We published our findings in 26 publications, 16 in high impact journals (IF 5<), and 7 in very high impact journals IF 10<), with several manuscripts are still in progress. We disseminated information through podcasts, videos and newsletters with stories and documentaries about our research and what it means to be a patient with IBD or cancer, on the project website and social media channels.
Overview of results:
Alternative circular DNA purification methods
- IPR obtained, new product Circle-Pure, TM, on the market.
- Methods published in three articles.
Detection of circular DNA biomarkers for cancer
BHRI:
- Bioinformatic pipelines for analysis of circular DNA.

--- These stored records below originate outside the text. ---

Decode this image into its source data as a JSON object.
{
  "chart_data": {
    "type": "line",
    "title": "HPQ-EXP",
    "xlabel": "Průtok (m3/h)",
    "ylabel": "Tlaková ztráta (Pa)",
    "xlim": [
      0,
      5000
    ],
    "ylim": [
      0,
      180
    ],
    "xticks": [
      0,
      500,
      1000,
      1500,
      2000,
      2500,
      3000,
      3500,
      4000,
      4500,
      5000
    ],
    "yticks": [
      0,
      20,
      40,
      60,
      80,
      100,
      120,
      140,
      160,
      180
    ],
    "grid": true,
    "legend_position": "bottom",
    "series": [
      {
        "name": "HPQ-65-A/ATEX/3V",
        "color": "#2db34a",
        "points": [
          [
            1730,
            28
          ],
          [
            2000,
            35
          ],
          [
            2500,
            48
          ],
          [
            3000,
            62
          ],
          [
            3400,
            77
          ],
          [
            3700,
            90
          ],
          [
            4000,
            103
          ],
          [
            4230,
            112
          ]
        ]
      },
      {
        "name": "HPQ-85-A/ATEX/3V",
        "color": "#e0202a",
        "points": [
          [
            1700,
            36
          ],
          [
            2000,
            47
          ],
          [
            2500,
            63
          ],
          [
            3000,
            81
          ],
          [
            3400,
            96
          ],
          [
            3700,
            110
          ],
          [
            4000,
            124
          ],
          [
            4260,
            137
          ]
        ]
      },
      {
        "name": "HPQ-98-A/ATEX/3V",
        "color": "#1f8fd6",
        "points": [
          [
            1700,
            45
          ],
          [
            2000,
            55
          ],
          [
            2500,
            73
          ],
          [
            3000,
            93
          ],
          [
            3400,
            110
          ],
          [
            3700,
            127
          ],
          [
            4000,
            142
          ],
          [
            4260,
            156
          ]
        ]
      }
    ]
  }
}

- Tested on cancer and non-cancer illness, such as Systemic Lupus Erythematosus and Amyotrophic Lateral Sclerosis.
- Results published.
UCPH:
- IPR applied for.
Prototype of microfluidic (small amount of fluid) systems for purification of circular DNA
- Results published.
Cytometric (the counting and measuring of cells) solution for quantification of mutant allelic fraction and of circular DNA levels
- IPR applied for.
- Manuscript for quantifying allelic fractions in progress.

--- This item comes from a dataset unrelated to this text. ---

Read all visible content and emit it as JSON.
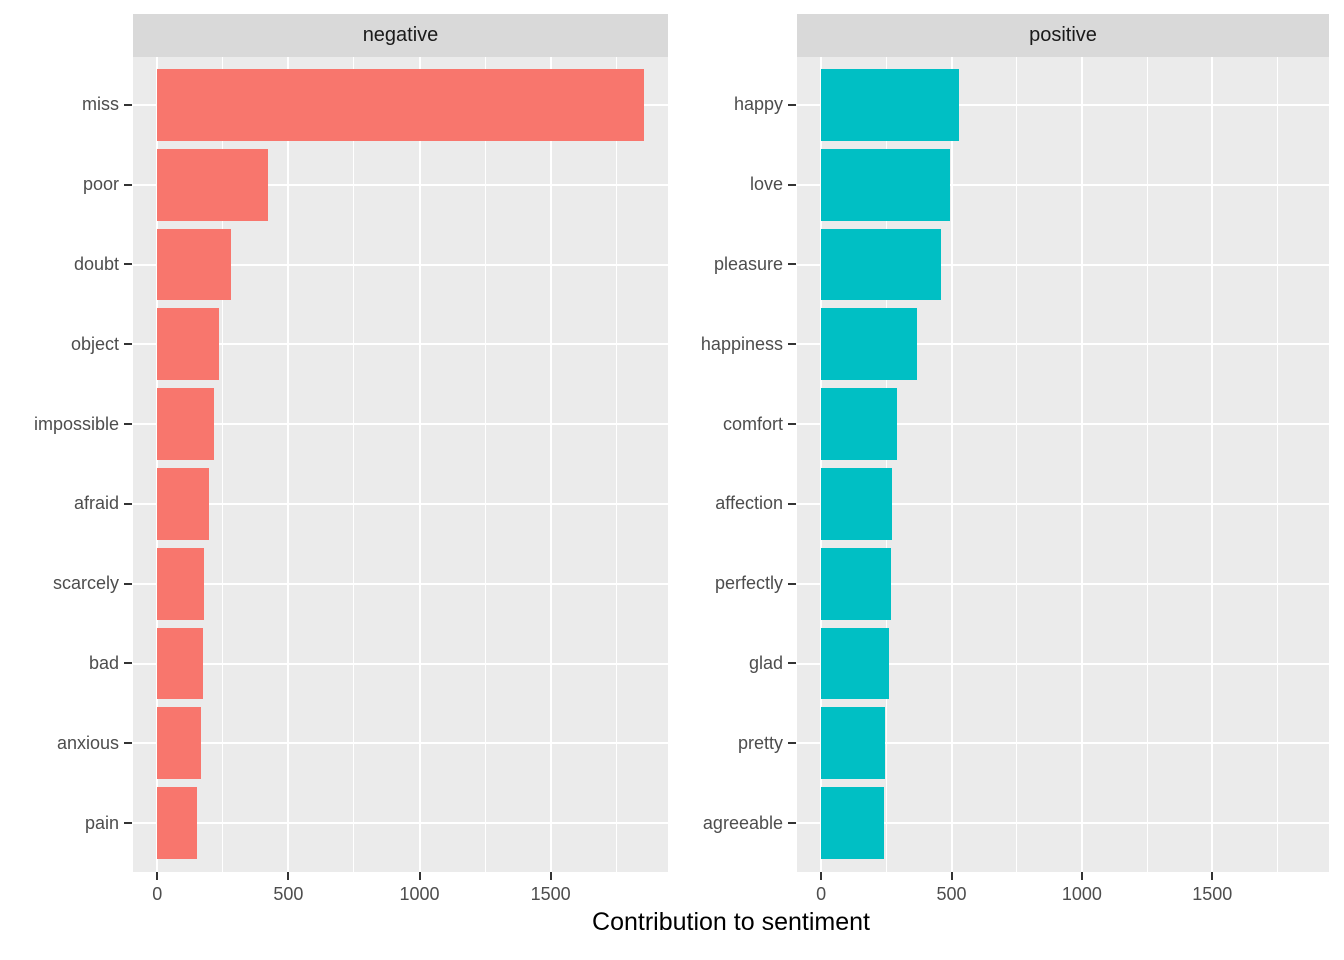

- Two new products planned.
Profiles (unique patterns) of circular DNA identified in colon and lung cancer
- Lung cancer results published.
- Manuscript for colon cancer results in progress.
Circular DNA in inflammatory bowels disease
- Potential circular DNA biomarkers identified.

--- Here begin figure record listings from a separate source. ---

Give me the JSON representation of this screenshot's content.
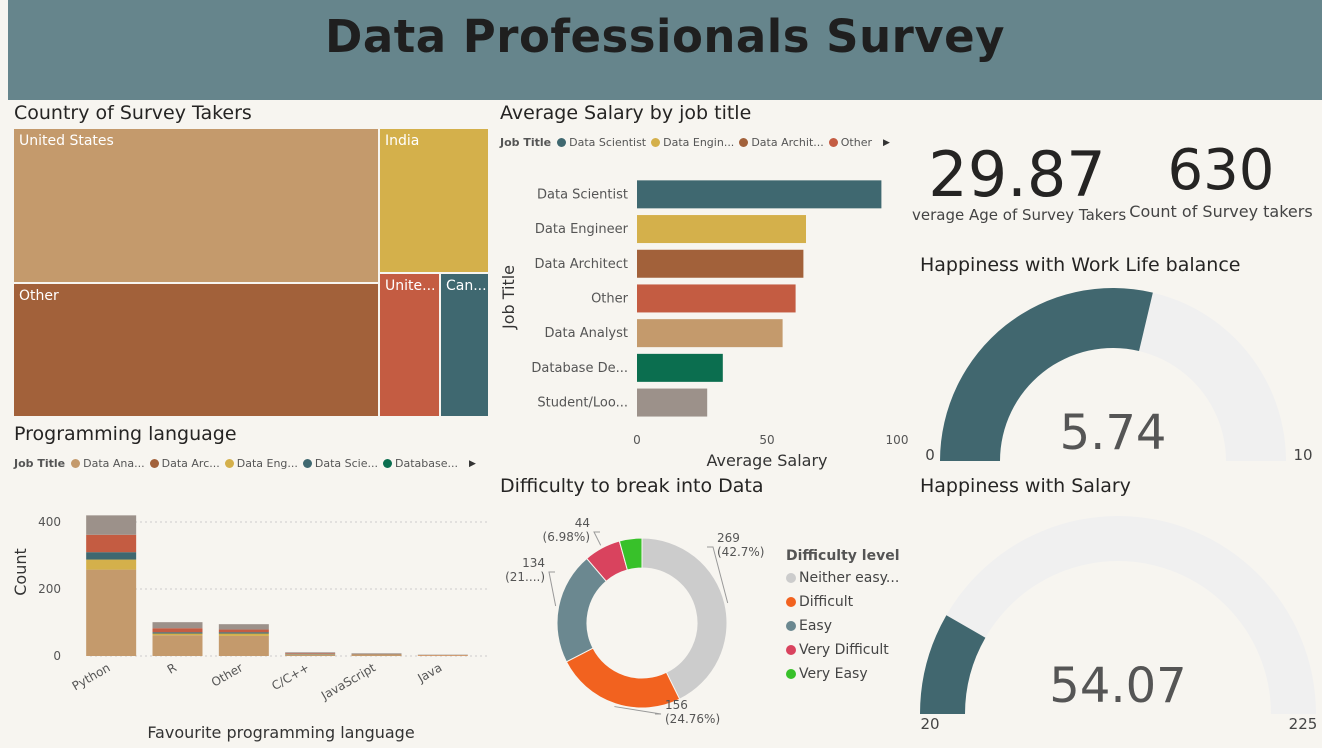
{
  "header": {
    "title": "Data Professionals Survey"
  },
  "colors": {
    "data_analyst": "#c49a6c",
    "data_architect": "#a2613a",
    "data_engineer": "#d4b04b",
    "data_scientist": "#3f6870",
    "database": "#0b6e4f",
    "other": "#c45c42",
    "student": "#9c918a",
    "gauge_fill": "#41676f",
    "gauge_bg": "#f0f0f0"
  },
  "country": {
    "title": "Country of Survey Takers",
    "cells": [
      {
        "label": "United States",
        "color": "#c49a6c"
      },
      {
        "label": "Other",
        "color": "#a2613a"
      },
      {
        "label": "India",
        "color": "#d4b04b"
      },
      {
        "label": "Unite...",
        "color": "#c45c42"
      },
      {
        "label": "Can...",
        "color": "#3f6870"
      }
    ]
  },
  "chart_data": [
    {
      "type": "bar",
      "orientation": "horizontal",
      "title": "Average Salary by job title",
      "legend_title": "Job Title",
      "legend": [
        {
          "name": "Data Scientist",
          "color": "#3f6870"
        },
        {
          "name": "Data Engin...",
          "color": "#d4b04b"
        },
        {
          "name": "Data Archit...",
          "color": "#a2613a"
        },
        {
          "name": "Other",
          "color": "#c45c42"
        }
      ],
      "categories": [
        "Data Scientist",
        "Data Engineer",
        "Data Architect",
        "Other",
        "Data Analyst",
        "Database De...",
        "Student/Loo..."
      ],
      "values": [
        94,
        65,
        64,
        61,
        56,
        33,
        27
      ],
      "colors": [
        "#3f6870",
        "#d4b04b",
        "#a2613a",
        "#c45c42",
        "#c49a6c",
        "#0b6e4f",
        "#9c918a"
      ],
      "xlabel": "Average Salary",
      "ylabel": "Job Title",
      "xlim": [
        0,
        100
      ],
      "xticks": [
        "0",
        "50",
        "100"
      ]
    },
    {
      "type": "bar",
      "stacked": true,
      "title": "Programming language",
      "legend_title": "Job Title",
      "legend": [
        {
          "name": "Data Ana...",
          "color": "#c49a6c"
        },
        {
          "name": "Data Arc...",
          "color": "#a2613a"
        },
        {
          "name": "Data Eng...",
          "color": "#d4b04b"
        },
        {
          "name": "Data Scie...",
          "color": "#3f6870"
        },
        {
          "name": "Database...",
          "color": "#0b6e4f"
        }
      ],
      "categories": [
        "Python",
        "R",
        "Other",
        "C/C++",
        "JavaScript",
        "Java"
      ],
      "series": [
        {
          "name": "Data Analyst",
          "color": "#c49a6c",
          "values": [
            258,
            62,
            60,
            4,
            3,
            1
          ]
        },
        {
          "name": "Data Engineer",
          "color": "#d4b04b",
          "values": [
            30,
            5,
            7,
            1,
            1,
            1
          ]
        },
        {
          "name": "Data Scientist",
          "color": "#3f6870",
          "values": [
            22,
            4,
            4,
            1,
            1,
            0
          ]
        },
        {
          "name": "Other",
          "color": "#c45c42",
          "values": [
            52,
            12,
            8,
            2,
            1,
            1
          ]
        },
        {
          "name": "Student",
          "color": "#9c918a",
          "values": [
            58,
            18,
            16,
            3,
            2,
            1
          ]
        }
      ],
      "xlabel": "Favourite programming language",
      "ylabel": "Count",
      "ylim": [
        0,
        430
      ],
      "yticks": [
        "0",
        "200",
        "400"
      ]
    },
    {
      "type": "pie",
      "donut": true,
      "title": "Difficulty to break into Data",
      "legend_title": "Difficulty level",
      "slices": [
        {
          "name": "Neither easy...",
          "value": 269,
          "label": "269",
          "pct": "(42.7%)",
          "color": "#cccccc"
        },
        {
          "name": "Difficult",
          "value": 156,
          "label": "156",
          "pct": "(24.76%)",
          "color": "#f2621f"
        },
        {
          "name": "Easy",
          "value": 134,
          "label": "134",
          "pct": "(21....)",
          "color": "#6b8890"
        },
        {
          "name": "Very Difficult",
          "value": 44,
          "label": "44",
          "pct": "(6.98%)",
          "color": "#d9435e"
        },
        {
          "name": "Very Easy",
          "value": 27,
          "label": "",
          "pct": "",
          "color": "#38c12a"
        }
      ]
    },
    {
      "type": "gauge",
      "title": "Happiness with Work Life balance",
      "value": 5.74,
      "value_label": "5.74",
      "min": 0,
      "max": 10,
      "min_label": "0",
      "max_label": "10"
    },
    {
      "type": "gauge",
      "title": "Happiness with Salary",
      "value": 54.07,
      "value_label": "54.07",
      "min": 20,
      "max": 225,
      "min_label": "20",
      "max_label": "225"
    }
  ],
  "kpis": [
    {
      "value": "29.87",
      "label": "verage Age of Survey Takers"
    },
    {
      "value": "630",
      "label": "Count of Survey takers"
    }
  ]
}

- Results published, another manuscript in progress.
Yeast cell models with specific circular DNA
- Manuscript in progress.
Mammalian cell models with specific cancer related genes on circular DNA
- IPR applied for.
- Results published.
We will exploit the potential of circular DNA as an early biomarker for blood-based diagnosis and efficient prognosis of IBD and cancer.
By establishing model cell lines where circular DNA can be removed, inserted and monitored at will we want to find out how circular DNAs form in vivo, how some of them contribute to oncogenesis in human cells and how most cells eliminate these molecules.
Beyond state of the art, we have;
- The first system for eccDNA on the purification of microfluidic systems.
- Created a whole pipeline for the bioinformatic analysis of circular DNA, from circles to clustering.
- The first cancer cell lines, where we have reconstituted circular DNA.
- Developed new yeast strains that look a lot like human cells, to analyze circular DNA in a genetic model of schizosaccharomyces pombe.
- Created the first fully automated cytometric (the counting and measuring of cells) software for analysis of circular DNA.
- Shown the first example of circular DNA from inflammatory IBD.
- Shown in our cancer study that areas of the genome is amplified by circular DNA, because importantly, small circular DNA can carry small genes from the genome and have very high transcription.
Impact of note, is we;
- Created have created a company, CARE-DNA Aps.
- Can potentially employ more people in both Chemometec and CARE-DNA Aps.
- Can potentially increase income for the companies based on project results.
There is a socio-economic impact for the patients that can potentially live longer, based on further research/development of the results of the project.
The project has been important to place Europe in the field of circular DNA technology, where China and USA are already strong.
The project is also important for early detection, which we are aiming at, which will have a great impact on mortality for the cancer types researched. This is millions of euro made, for EU countries, who do not lose people from the work market, when they get cancer.